Choice of fund: forever changing company super

The way your company handles superannuation is about to change. From July next year, employees in most companies will be able to choose almost any super fund for you to place their employer paid super contributions. As Alex Dunnin writes, this will cause a slow revolution for super in Australia

The way your company handles superannuation is about to change. From July next year, employees in most companies will be able to choose almost any super fund for you to place their employer paid super contributions. As Alex Dunnin writes, this will cause a slow revolution for super in Australia

Australians are getting older. We are living longer and are having fewer children. The problem is that as we are getting older there will be fewer taxpayers to pay the taxes that fund our aged pensions. This problem is so extreme that the government forecasts that within the next 50 years we will have just three taxpayers supporting each retiree compared to eight taxpayers per retiree today. Welcome to the policy challenge that led to modern superannuation as we know it today.

To help pay for us in our greying years, the government has been trying to encourage us to save for our retirement through superannuation. To make this happen, the government has put into place policies that encourage us to save in two ways: first, by making superannuation contributions by employers compulsory; and second, by offering tax concessions on our contributions as well as tax concessions on our super earnings to help our savings grow more quickly.

Superannuation currently applies to 95 per cent of Australia’s workforce.
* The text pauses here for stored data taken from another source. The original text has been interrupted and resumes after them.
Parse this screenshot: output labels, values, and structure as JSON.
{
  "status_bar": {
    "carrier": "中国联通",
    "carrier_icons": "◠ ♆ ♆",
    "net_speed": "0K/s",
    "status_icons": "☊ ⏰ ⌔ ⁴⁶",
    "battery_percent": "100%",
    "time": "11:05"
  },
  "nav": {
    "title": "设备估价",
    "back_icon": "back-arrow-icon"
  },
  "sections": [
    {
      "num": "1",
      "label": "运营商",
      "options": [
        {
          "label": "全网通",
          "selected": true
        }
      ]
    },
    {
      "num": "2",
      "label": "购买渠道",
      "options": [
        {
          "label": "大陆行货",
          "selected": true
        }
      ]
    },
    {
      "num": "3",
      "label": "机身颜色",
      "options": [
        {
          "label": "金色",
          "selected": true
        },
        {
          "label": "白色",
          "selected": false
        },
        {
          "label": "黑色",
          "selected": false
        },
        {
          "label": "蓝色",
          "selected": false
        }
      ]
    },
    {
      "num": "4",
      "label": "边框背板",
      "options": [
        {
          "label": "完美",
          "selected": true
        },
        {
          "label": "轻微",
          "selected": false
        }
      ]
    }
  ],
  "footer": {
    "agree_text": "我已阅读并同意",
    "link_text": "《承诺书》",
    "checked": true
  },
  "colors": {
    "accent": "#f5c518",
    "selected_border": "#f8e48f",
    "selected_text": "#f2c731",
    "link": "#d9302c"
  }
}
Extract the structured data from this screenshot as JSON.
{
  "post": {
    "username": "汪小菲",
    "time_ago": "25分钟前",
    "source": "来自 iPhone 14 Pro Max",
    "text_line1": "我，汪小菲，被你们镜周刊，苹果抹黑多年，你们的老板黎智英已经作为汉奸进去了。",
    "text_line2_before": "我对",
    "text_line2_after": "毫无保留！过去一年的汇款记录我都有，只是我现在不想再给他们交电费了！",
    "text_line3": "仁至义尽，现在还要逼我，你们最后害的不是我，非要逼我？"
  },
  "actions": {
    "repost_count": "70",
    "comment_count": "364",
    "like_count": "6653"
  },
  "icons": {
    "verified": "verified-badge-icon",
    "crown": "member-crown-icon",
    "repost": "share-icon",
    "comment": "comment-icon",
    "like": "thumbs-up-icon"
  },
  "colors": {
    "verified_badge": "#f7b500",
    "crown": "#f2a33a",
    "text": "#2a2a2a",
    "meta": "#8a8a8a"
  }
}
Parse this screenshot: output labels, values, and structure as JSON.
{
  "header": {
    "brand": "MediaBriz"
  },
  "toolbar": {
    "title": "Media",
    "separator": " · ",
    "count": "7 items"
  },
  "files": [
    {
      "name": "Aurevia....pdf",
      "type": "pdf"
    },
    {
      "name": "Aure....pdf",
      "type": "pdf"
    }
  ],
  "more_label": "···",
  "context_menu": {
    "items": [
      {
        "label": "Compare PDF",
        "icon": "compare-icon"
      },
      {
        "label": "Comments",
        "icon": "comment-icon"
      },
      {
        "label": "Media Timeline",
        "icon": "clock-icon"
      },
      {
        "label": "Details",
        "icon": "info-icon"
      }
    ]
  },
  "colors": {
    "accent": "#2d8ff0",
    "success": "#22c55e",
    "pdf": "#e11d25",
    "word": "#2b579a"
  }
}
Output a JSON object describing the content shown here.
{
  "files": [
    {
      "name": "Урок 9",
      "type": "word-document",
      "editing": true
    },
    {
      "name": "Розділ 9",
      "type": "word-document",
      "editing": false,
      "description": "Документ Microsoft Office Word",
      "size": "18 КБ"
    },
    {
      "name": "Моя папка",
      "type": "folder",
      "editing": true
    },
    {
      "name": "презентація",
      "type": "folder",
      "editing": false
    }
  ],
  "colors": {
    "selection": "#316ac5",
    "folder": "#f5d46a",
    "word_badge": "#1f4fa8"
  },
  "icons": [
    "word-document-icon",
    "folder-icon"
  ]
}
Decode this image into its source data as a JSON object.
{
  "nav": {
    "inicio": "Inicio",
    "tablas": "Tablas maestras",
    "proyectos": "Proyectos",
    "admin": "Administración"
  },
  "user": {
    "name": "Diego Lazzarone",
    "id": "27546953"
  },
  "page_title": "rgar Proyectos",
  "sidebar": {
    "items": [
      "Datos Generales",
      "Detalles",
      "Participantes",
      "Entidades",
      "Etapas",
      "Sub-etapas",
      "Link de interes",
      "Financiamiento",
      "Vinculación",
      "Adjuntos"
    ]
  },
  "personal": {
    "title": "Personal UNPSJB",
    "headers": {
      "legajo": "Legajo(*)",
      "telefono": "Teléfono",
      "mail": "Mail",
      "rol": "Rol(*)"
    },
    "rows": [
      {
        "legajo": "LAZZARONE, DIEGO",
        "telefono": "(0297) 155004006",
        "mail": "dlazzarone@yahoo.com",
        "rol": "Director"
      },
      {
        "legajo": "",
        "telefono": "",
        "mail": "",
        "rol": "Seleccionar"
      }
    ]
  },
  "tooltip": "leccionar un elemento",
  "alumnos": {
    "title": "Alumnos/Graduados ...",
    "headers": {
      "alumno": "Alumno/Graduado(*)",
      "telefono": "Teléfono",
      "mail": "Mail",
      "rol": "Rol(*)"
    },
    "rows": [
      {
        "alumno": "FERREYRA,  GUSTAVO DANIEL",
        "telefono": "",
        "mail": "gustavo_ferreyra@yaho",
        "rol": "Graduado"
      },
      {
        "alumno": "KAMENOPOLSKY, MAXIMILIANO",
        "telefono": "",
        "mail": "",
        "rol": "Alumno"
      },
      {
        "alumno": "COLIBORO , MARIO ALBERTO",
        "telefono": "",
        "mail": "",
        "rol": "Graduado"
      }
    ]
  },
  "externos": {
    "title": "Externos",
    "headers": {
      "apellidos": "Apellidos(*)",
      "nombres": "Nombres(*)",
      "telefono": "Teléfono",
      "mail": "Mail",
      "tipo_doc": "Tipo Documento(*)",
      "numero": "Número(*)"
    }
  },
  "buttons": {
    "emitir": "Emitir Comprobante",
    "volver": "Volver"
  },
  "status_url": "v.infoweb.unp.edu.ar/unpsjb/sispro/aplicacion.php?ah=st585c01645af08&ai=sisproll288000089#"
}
However, given the distant nature of this investment and the fact that Australian’s are historically poor savers, most Australians are still ill-prepared for funding their retirement years. Adding to this challenge is the fact that Australia is more than ever comprised of ‘now’ consumers. We’re more educated and active and we’re enjoying a higher standard of living as well as a more sophisticated lifestyle. The downside is that super and our retirement is the last thing on our minds.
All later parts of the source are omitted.